The 23-year-old kept India's hopes of an elusive Olympic medal from athletics alive by earning a direct entry into the finals to be held on Saturday as he sent the spear well past the qualifying mark of 83.50m in his first attempt.
Medal contender Neeraj Chopra became the first Indian javelin thrower to enter the finals of the Olympic Games with a stunning throw of 86.65m in his opening attempt that put him on top of the qualification round here on Wednesday.
The 23-year-old kept India’s hopes of an elusive Olympic medal from athletics alive by earning a direct entry into the finals to be held on Saturday as he sent the spear well past the qualifying mark of 83.50m in his first attempt.
However, Shivpal Singh, failed to make the final cut with a below-par best throw of 76.40m, which he came up in his first attempt, to finish a lowly 12th in the Group B qualification which featured 16 athletes.

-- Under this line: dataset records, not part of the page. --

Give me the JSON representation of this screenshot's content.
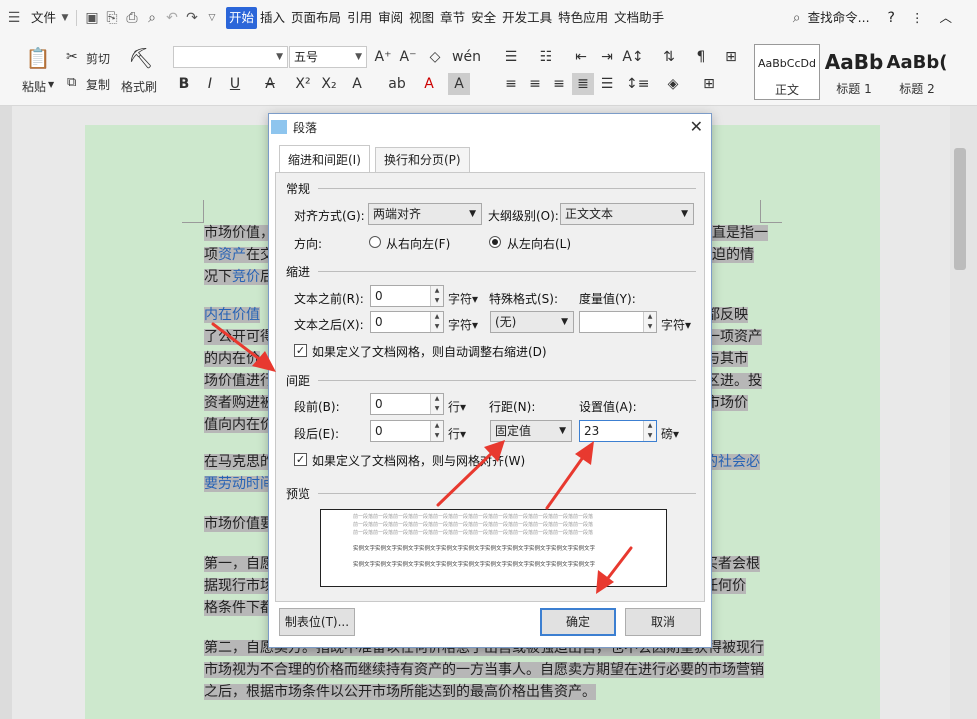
{
  "menubar": {
    "file_menu": "文件",
    "tabs": [
      "开始",
      "插入",
      "页面布局",
      "引用",
      "审阅",
      "视图",
      "章节",
      "安全",
      "开发工具",
      "特色应用",
      "文档助手"
    ],
    "active_tab": "开始",
    "search": "查找命令...",
    "help": "?",
    "more": "⋮",
    "collapse": "︿"
  },
  "ribbon": {
    "paste": "粘贴",
    "cut": "剪切",
    "copy": "复制",
    "format_painter": "格式刷",
    "font_name": "",
    "font_size": "五号",
    "styles": [
      {
        "sample": "AaBbCcDd",
        "label": "正文"
      },
      {
        "sample": "AaBb",
        "label": "标题 1"
      },
      {
        "sample": "AaBb(",
        "label": "标题 2"
      }
    ]
  },
  "document": {
    "p1": [
      "市场价值，",
      "项",
      "资产",
      "在交",
      "况下",
      "竞价",
      "后"
    ],
    "p1_right": [
      "直是指一",
      "迫的情"
    ],
    "p2_link": "内在价值",
    "p2": [
      "了公开可得",
      "的内在价",
      "场价值进行",
      "资者购进被",
      "值向内在价"
    ],
    "p2_right": [
      "都反映",
      "一项资产",
      "与其市",
      "区进。投",
      "市场价"
    ],
    "p3": "在马克思的",
    "p3_right": "的社会必",
    "p3_line2": "要劳动时间",
    "p4": "市场价值要",
    "p5": [
      "第一，自愿",
      "据现行市场",
      "格条件下都"
    ],
    "p5_right": [
      "买者会根",
      "任何价"
    ],
    "p6": [
      "第二，自愿卖方。指既不准备以任何价格急于出售或被强迫出售，也不会因期望获得被现行",
      "市场视为不合理的价格而继续持有资产的一方当事人。自愿卖方期望在进行必要的市场营销",
      "之后，根据市场条件以公开市场所能达到的最高价格出售资产。"
    ]
  },
  "dialog": {
    "title": "段落",
    "tab_indent": "缩进和间距(I)",
    "tab_breaks": "换行和分页(P)",
    "general": "常规",
    "alignment_label": "对齐方式(G):",
    "alignment_value": "两端对齐",
    "outline_label": "大纲级别(O):",
    "outline_value": "正文文本",
    "direction_label": "方向:",
    "rtl": "从右向左(F)",
    "ltr": "从左向右(L)",
    "indent": "缩进",
    "before_text_label": "文本之前(R):",
    "before_text_value": "0",
    "after_text_label": "文本之后(X):",
    "after_text_value": "0",
    "char_unit": "字符▾",
    "special_label": "特殊格式(S):",
    "special_value": "(无)",
    "measure_label": "度量值(Y):",
    "measure_value": "",
    "auto_indent": "如果定义了文档网格，则自动调整右缩进(D)",
    "spacing": "间距",
    "before_label": "段前(B):",
    "before_value": "0",
    "after_label": "段后(E):",
    "after_value": "0",
    "line_unit": "行▾",
    "line_spacing_label": "行距(N):",
    "line_spacing_value": "固定值",
    "set_value_label": "设置值(A):",
    "set_value": "23",
    "pt_unit": "磅▾",
    "snap_grid": "如果定义了文档网格，则与网格对齐(W)",
    "preview": "预览",
    "preview_gray": "前一段落前一段落前一段落前一段落前一段落前一段落前一段落前一段落前一段落前一段落前一段落前一段落",
    "preview_dark": "实例文字实例文字实例文字实例文字实例文字实例文字实例文字实例文字实例文字实例文字实例文字",
    "tabs_button": "制表位(T)...",
    "ok": "确定",
    "cancel": "取消"
  },
  "colors": {
    "accent": "#2b66d9",
    "page": "#cde8cd",
    "arrow": "#e8392f"
  }
}
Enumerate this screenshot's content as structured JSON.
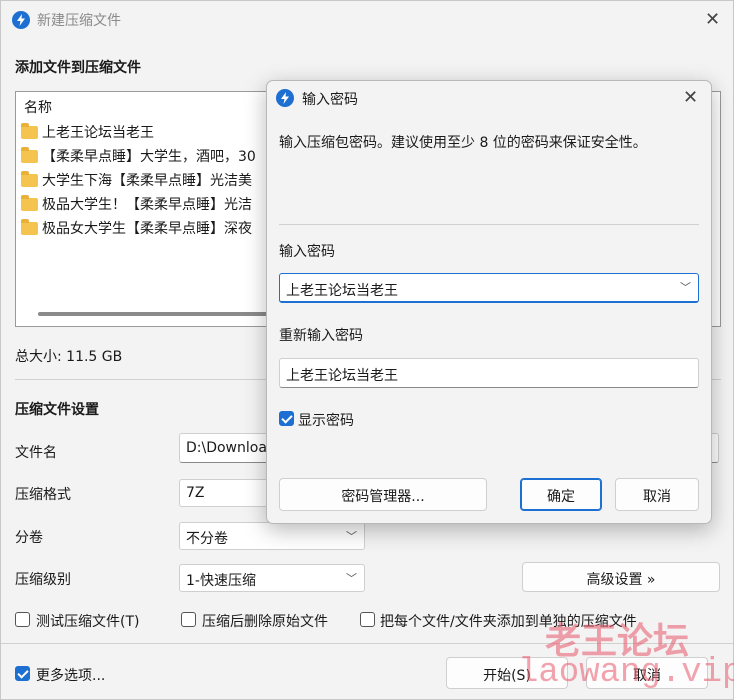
{
  "main": {
    "title": "新建压缩文件",
    "section_add": "添加文件到压缩文件",
    "list_header": "名称",
    "files": [
      "上老王论坛当老王",
      "【柔柔早点睡】大学生，酒吧，30",
      "大学生下海【柔柔早点睡】光洁美",
      "极品大学生！【柔柔早点睡】光洁",
      "极品女大学生【柔柔早点睡】深夜"
    ],
    "total_size": "总大小: 11.5 GB",
    "section_settings": "压缩文件设置",
    "filename_label": "文件名",
    "filename_value": "D:\\Downloa",
    "format_label": "压缩格式",
    "format_value": "7Z",
    "split_label": "分卷",
    "split_value": "不分卷",
    "level_label": "压缩级别",
    "level_value": "1-快速压缩",
    "advanced_button": "高级设置 »",
    "test_label": "测试压缩文件(T)",
    "delete_label": "压缩后删除原始文件",
    "each_label": "把每个文件/文件夹添加到单独的压缩文件",
    "more_options_label": "更多选项...",
    "start_button": "开始(S)",
    "cancel_button": "取消"
  },
  "dialog": {
    "title": "输入密码",
    "description": "输入压缩包密码。建议使用至少 8 位的密码来保证安全性。",
    "password_label": "输入密码",
    "password_value": "上老王论坛当老王",
    "reenter_label": "重新输入密码",
    "reenter_value": "上老王论坛当老王",
    "show_password_label": "显示密码",
    "manager_button": "密码管理器...",
    "ok_button": "确定",
    "cancel_button": "取消"
  },
  "watermark": {
    "line1": "老王论坛",
    "line2": "laowang.vip"
  },
  "colors": {
    "accent": "#1d6fd1",
    "watermark": "#e8586a"
  }
}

Competing in his first Olympics, Chopra took just a few seconds to make the final round. He topped the Group A contest as well as the two qualifications rounds.
A farmer’s son from Khandra village near Panipat in Haryana who took up athletics to shed flab, Chopra left the javelin arena after his first throw.
“I am at my first Olympic Games, and I feel very good. In warm-up my performance wasn’t so good, but then (in the qualifying round) my first throw had a good angle, and was a perfect throw,” Chopra said after his event. Chopra is, however, under no illusion that the final will be a totally different contest where the world’s best will go for podium finish. “It will be a different feeling (in the finals), since it is my first time in the Olympics. Physically we (all) train hard, and are ready, but I also need to prepare mentally. “I will need to focus on the throw, and try to repeat this (performance) with a higher score,” said the youngster who came into the Olympics with the fourth best throw (88.07m) this year.
Chopra’s performance on Saturday will go down as one of the best performances by an Indian in the Olympics, as he finished ahead of gold medal favourite and 2017 world champion Johannes Vetter of Germany.
Vetter, who had earlier said that Chopra will find it tough to beat him in the Olympics, struggled in his first two throws before crossing the automatic qualification mark with a 85.64m final throw.
The 28-year-old towering German, who came into the Olympics after having seven monster throws of over 90m between April and June, was lying at a dangerous seventh position after his first two throws but eventually qualified for the final at second overall behind Chopra.
“It was a bit tough today for me. It is hot, takes some time to the right timing, the right positions and the right rhythm. It is what it is right now. I have to analyse it and try to give my best on Saturday (in the final),” Vetter said. Pakistan’s Arshad Nadeem, who had won a bronze medal when Chopra clinched gold in the 2018 Asian Games in Indonesia, topped Group B to earn an automatic qualification to the finals with a second round throw of 85.16m. He qualified for the finals at overall third behind Chopra and Vetter. Those who touch 83.50m mark or the 12 best performers qualify for the final on Saturday. Some top performers this season made early exits.
Poland’s Marcin Krukowski (PB & SB 89.55m) and 2012 Olympics champion and 2016 Rio Games bronze-medallist Trinidad & Tobago’s Keshorn Walcott (PB 90.16m, SB 89.12m) failed to qualify for the final with best throws of 74.65m and 79.33m respectively. Latvia’s 2014 under-20 World champion Gatis Cakss (PB & SB 87.57m) — fifth best performer this season — and reigning world champion Anderson Peters of Grenada had poor throws of 78.73m and 80.42m respectively to fail to make the final cut.
Only Chopra and Vetter remain among the top-five performers this season. Finland’s Lassi Etelatalo (84.50m), 2017 world championships silver medallist Jakub Vadlejch (84.93m) of Czech Republic and Julian Weber (84.41m) of Germany were the others to advance to the final as automatic qualifiers. The Indian athletics contingent, including Athletics Federation of India (AFI) president Adille Sumariwalla and Klaus Bartonietz, the bio-mechanics expert in charge of Chopra, were cheering from the almost empty stands. This was Chopra’s seventh best throw and third best of the season 2021.
The earlier six best throws are 88.07m (March 2021; Indian GP-3), 88.06m (2018, Asian Games), 87.87m (January 2020; ACNW Meeting in South Africa), 87.80m (March 2021; Federation Cup), 87.43m (May 2018, Doha Diamond League) and 86.79 (June 2021; Kuortane Games in Finland).
The reigning Asian Games and Commonwealth Games gold medallist had been short of preparations in the run-up to the Olympics with just three international events, out of which only one — Kuortane Games in Finland — was of top-class level where Vetter took the gold and he finished third The 26-year-old Shivpal, who has a season’s best of 81.63m and personal best of 86.23m (in 2019), began with a 76.40m and then came up with disappointing efforts of 74.80m and 74.81m in the next two throws to finish 12th in Group B and 27th overall out of 32 competitors.